Moncef, rencontré au centre d’hébergement de la rue Saint-Paul, à Paris. Photo Livia Saavedra pour Libération
Ceux qui dorment dehors le font par «choix», avaient commenté des responsables LREM. Ils ne seraient qu’«une cinquantaine», avait estimé un secrétaire d’Etat. Un SDF, rencontré par «Libération», interpelle Emmanuel Macron.
«Monsieur le Président, écoutez un pizzaïolo sans abri. Je m’appelle Moncef, je suis né en Tunisie. Je suis arrivé l’été dernier de Pise, où j’ai passé plusieurs années. J’ai laissé mon fils de 20 ans en Italie pour travailler à Paris, chez Pizza Burger. Il y a deux semaines, vous êtes allé dans mon pays, en Tunisie, pour y faire vos beaux discours. Vous avez déclaré que nos deux peuples étaient frères. Monsieur Macron, regardez : je suis en France, je travaille et je n’ai pas de toit. Je ne demande pas la bella vita, juste une petite chambre et la dignité. Regardez, là, mon portefeuille : j’ai une carte bleue, un permis de conduire, tous les papiers qu’on puisse imaginer. Pourtant, tous les soirs, j’appelle le 115. Tenez, monsieur Macron, essayez une fois. Composez le 115. Vous allez patienter deux, trois heures, avant de décliner votre vie de A à Z. Chaque jour, c’est le même cirque. Avec un peu de chance, ils vous trouveront une place dans un centre d’accueil.
«Moi, le mois dernier, on m’a envoyé dans le centre de la Boulangerie, dans le XVIIIe arrondissement. J’y suis resté une heure, avant de fuir. Là-bas, c’est sale, dégoûtant. C’est la Libye. C’est la honte de la France. Pouvez-vous passer une nuit entouré d’ivrognes, de drogués, de malades ? Dans les locaux, il y a des souris, de la pisse et de la merde. Restez-y une heure, vous allez tomber malade. Dans chaque CHU [centre d’hébergement d’urgence], les gens m’ont pris par le coude, m’ont dit "Restez, on va trouver un coin pour vous". Sérieusement ! Trouver un coin ? Si vous deviez choisir, pour passer la nuit, entre la rue et des toilettes sales, où iriez-vous ? Dans la rue, bien sûr ! Alors sachez que certains centres d’accueil sont pires que des toilettes.

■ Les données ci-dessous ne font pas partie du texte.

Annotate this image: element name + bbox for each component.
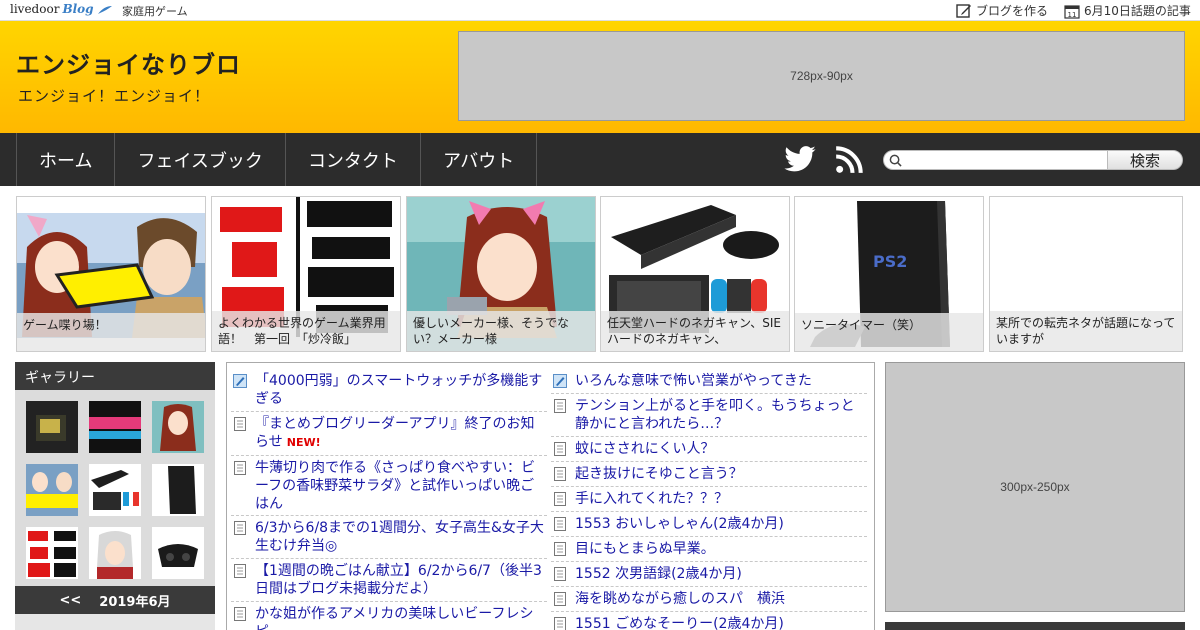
- doc-icon: [234, 461, 246, 475]
- logo-livedoor-text: livedoor: [10, 2, 60, 16]
- search-input[interactable]: [906, 152, 1104, 168]
- gallery-thumb[interactable]: [89, 464, 141, 516]
- calendar-month: 2019年6月: [99, 594, 171, 610]
- article-column-right: いろんな意味で怖い営業がやってきた テンション上がると手を叩く。もうちょっと静か…: [551, 369, 867, 630]
- svg-text:PS2: PS2: [873, 252, 907, 271]
- pen-icon: [553, 374, 567, 388]
- list-item[interactable]: 起き抜けにそゆこと言う？: [551, 462, 867, 487]
- calendar-heading: << 2019年6月: [15, 586, 215, 614]
- blog-category-link[interactable]: 家庭用ゲーム: [122, 3, 188, 19]
- featured-card-industry-term[interactable]: よくわかる世界のゲーム業界用語！ 第一回 「炒冷飯」: [211, 196, 401, 352]
- doc-icon: [554, 492, 566, 506]
- gallery-heading: ギャラリー: [15, 362, 215, 390]
- calendar-body: [15, 614, 215, 630]
- gallery-thumb[interactable]: [26, 527, 78, 579]
- list-item[interactable]: 1551 ごめなそーりー(2歳4か月): [551, 612, 867, 630]
- calendar-icon: 11: [1064, 4, 1080, 19]
- list-item[interactable]: 海を眺めながら癒しのスパ 横浜: [551, 587, 867, 612]
- calendar-day-number: 11: [1068, 11, 1077, 19]
- featured-caption: ゲーム喋り場！: [17, 313, 205, 351]
- doc-icon: [554, 567, 566, 581]
- doc-icon: [554, 399, 566, 413]
- site-header: エンジョイなりブロ エンジョイ！エンジョイ！ 728px-90px: [0, 21, 1200, 133]
- sidebar-ad-rectangle[interactable]: 300px-250px: [885, 362, 1185, 612]
- list-item[interactable]: 【1週間の晩ごはん献立】6/2から6/7（後半3日間はブログ未掲載分だよ）: [231, 559, 547, 602]
- logo-blog-text: Blog: [62, 2, 94, 16]
- gallery-grid: [15, 390, 215, 586]
- featured-caption: 某所での転売ネタが話題になっていますが: [990, 311, 1182, 351]
- create-blog-link[interactable]: ブログを作る: [956, 2, 1048, 19]
- livedoor-blog-logo[interactable]: livedoor Blog: [10, 2, 113, 16]
- featured-card-sony-timer[interactable]: PS2 ソニータイマー（笑）: [794, 196, 984, 352]
- list-item[interactable]: 1553 おいしゃしゃん(2歳4か月): [551, 512, 867, 537]
- gallery-thumb[interactable]: [26, 401, 78, 453]
- featured-caption: よくわかる世界のゲーム業界用語！ 第一回 「炒冷飯」: [212, 311, 400, 351]
- feather-icon: [98, 5, 113, 14]
- gallery-thumb[interactable]: [152, 527, 204, 579]
- nav-item-facebook[interactable]: フェイスブック: [115, 133, 286, 186]
- list-item[interactable]: 目にもとまらぬ早業。: [551, 537, 867, 562]
- featured-card-hardware[interactable]: 任天堂ハードのネガキャン、SIEハードのネガキャン、: [600, 196, 790, 352]
- doc-icon: [554, 442, 566, 456]
- list-item[interactable]: いろんな意味で怖い営業がやってきた: [551, 369, 867, 394]
- doc-icon: [554, 517, 566, 531]
- article-list: 「4000円弱」のスマートウォッチが多機能すぎる 『まとめブログリーダーアプリ』…: [226, 362, 875, 630]
- list-item[interactable]: 「4000円弱」のスマートウォッチが多機能すぎる: [231, 369, 547, 412]
- topic-articles-label: 6月10日話題の記事: [1084, 4, 1191, 18]
- calendar-prev-button[interactable]: <<: [59, 593, 81, 608]
- search-field: [883, 150, 1108, 170]
- header-ad-banner[interactable]: 728px-90px: [458, 31, 1185, 121]
- list-item[interactable]: 1552 次男語録(2歳4か月): [551, 562, 867, 587]
- list-item[interactable]: テンション上がると手を叩く。もうちょっと静かにと言われたら…？: [551, 394, 867, 437]
- list-item[interactable]: 牛薄切り肉で作る《さっぱり食べやすい：ビーフの香味野菜サラダ》と試作いっぱい晩ご…: [231, 456, 547, 516]
- featured-caption: 優しいメーカー様、そうでない？メーカー様: [407, 311, 595, 351]
- gallery-thumb[interactable]: [89, 401, 141, 453]
- doc-icon: [554, 467, 566, 481]
- nav-item-home[interactable]: ホーム: [17, 133, 116, 186]
- nav-menu: ホーム フェイスブック コンタクト アバウト: [16, 133, 538, 186]
- search-icon: [889, 154, 902, 167]
- list-item[interactable]: 6/3から6/8までの1週間分、女子高生&女子大生むけ弁当◎: [231, 516, 547, 559]
- featured-card-game-talk[interactable]: ゲーム喋り場！: [16, 196, 206, 352]
- featured-card-resale[interactable]: 某所での転売ネタが話題になっていますが: [989, 196, 1183, 352]
- list-item[interactable]: 『まとめブログリーダーアプリ』終了のお知らせ NEW!: [231, 412, 547, 456]
- list-item[interactable]: かな姐が作るアメリカの美味しいビーフレシピ: [231, 602, 547, 630]
- livedoor-topbar: livedoor Blog 家庭用ゲーム ブログを作る 11 6月10日話題の記事: [0, 0, 1200, 21]
- main-nav: ホーム フェイスブック コンタクト アバウト 検索: [0, 133, 1200, 186]
- twitter-icon[interactable]: [783, 145, 817, 175]
- doc-icon: [234, 607, 246, 621]
- doc-icon: [234, 521, 246, 535]
- gallery-thumb[interactable]: [152, 401, 204, 453]
- nav-item-about[interactable]: アバウト: [421, 133, 538, 186]
- create-blog-label: ブログを作る: [976, 4, 1049, 18]
- topic-articles-link[interactable]: 11 6月10日話題の記事: [1064, 2, 1191, 19]
- list-item[interactable]: 手に入れてくれた？？？: [551, 487, 867, 512]
- pencil-icon: [956, 3, 971, 18]
- doc-icon: [234, 417, 246, 431]
- list-item[interactable]: 蚊にさされにくい人？: [551, 437, 867, 462]
- gallery-thumb[interactable]: [26, 464, 78, 516]
- doc-icon: [554, 592, 566, 606]
- featured-caption: ソニータイマー（笑）: [795, 313, 983, 351]
- doc-icon: [554, 542, 566, 556]
- rss-icon[interactable]: [835, 146, 863, 174]
- article-column-left: 「4000円弱」のスマートウォッチが多機能すぎる 『まとめブログリーダーアプリ』…: [231, 369, 547, 630]
- featured-articles: ゲーム喋り場！ よくわかる世界のゲーム業界用語！ 第一回 「炒冷飯」 優しいメー…: [16, 196, 1184, 352]
- right-sidebar-heading: [885, 622, 1185, 630]
- new-badge: NEW!: [286, 436, 321, 449]
- pen-icon: [233, 374, 247, 388]
- nav-item-contact[interactable]: コンタクト: [286, 133, 421, 186]
- site-title[interactable]: エンジョイなりブロ: [16, 45, 241, 80]
- featured-card-makers[interactable]: 優しいメーカー様、そうでない？メーカー様: [406, 196, 596, 352]
- featured-caption: 任天堂ハードのネガキャン、SIEハードのネガキャン、: [601, 311, 789, 351]
- doc-icon: [554, 617, 566, 630]
- search-button[interactable]: 検索: [1107, 150, 1183, 170]
- gallery-thumb[interactable]: [89, 527, 141, 579]
- gallery-thumb[interactable]: [152, 464, 204, 516]
- site-description: エンジョイ！エンジョイ！: [18, 87, 211, 105]
- doc-icon: [234, 564, 246, 578]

C’est pour ça que, quand il neige, certains préfèrent marcher dans la rue ou dormir dans le métro. Ceux qui y vont encore [dans les centres délabrés, ndlr]ont abandonné toute dignité. Ils sont en dessous de tout ça. Voilà pourquoi nous sommes autant dehors en hiver. Ce n’est pas un choix. Loin de là. Je veux garder ma dignité, monsieur. Je ne veux pas passer mes nuits dans les gares. Je ne suis pas en colère contre vous, monsieur le Président, mais il faut nous aider.»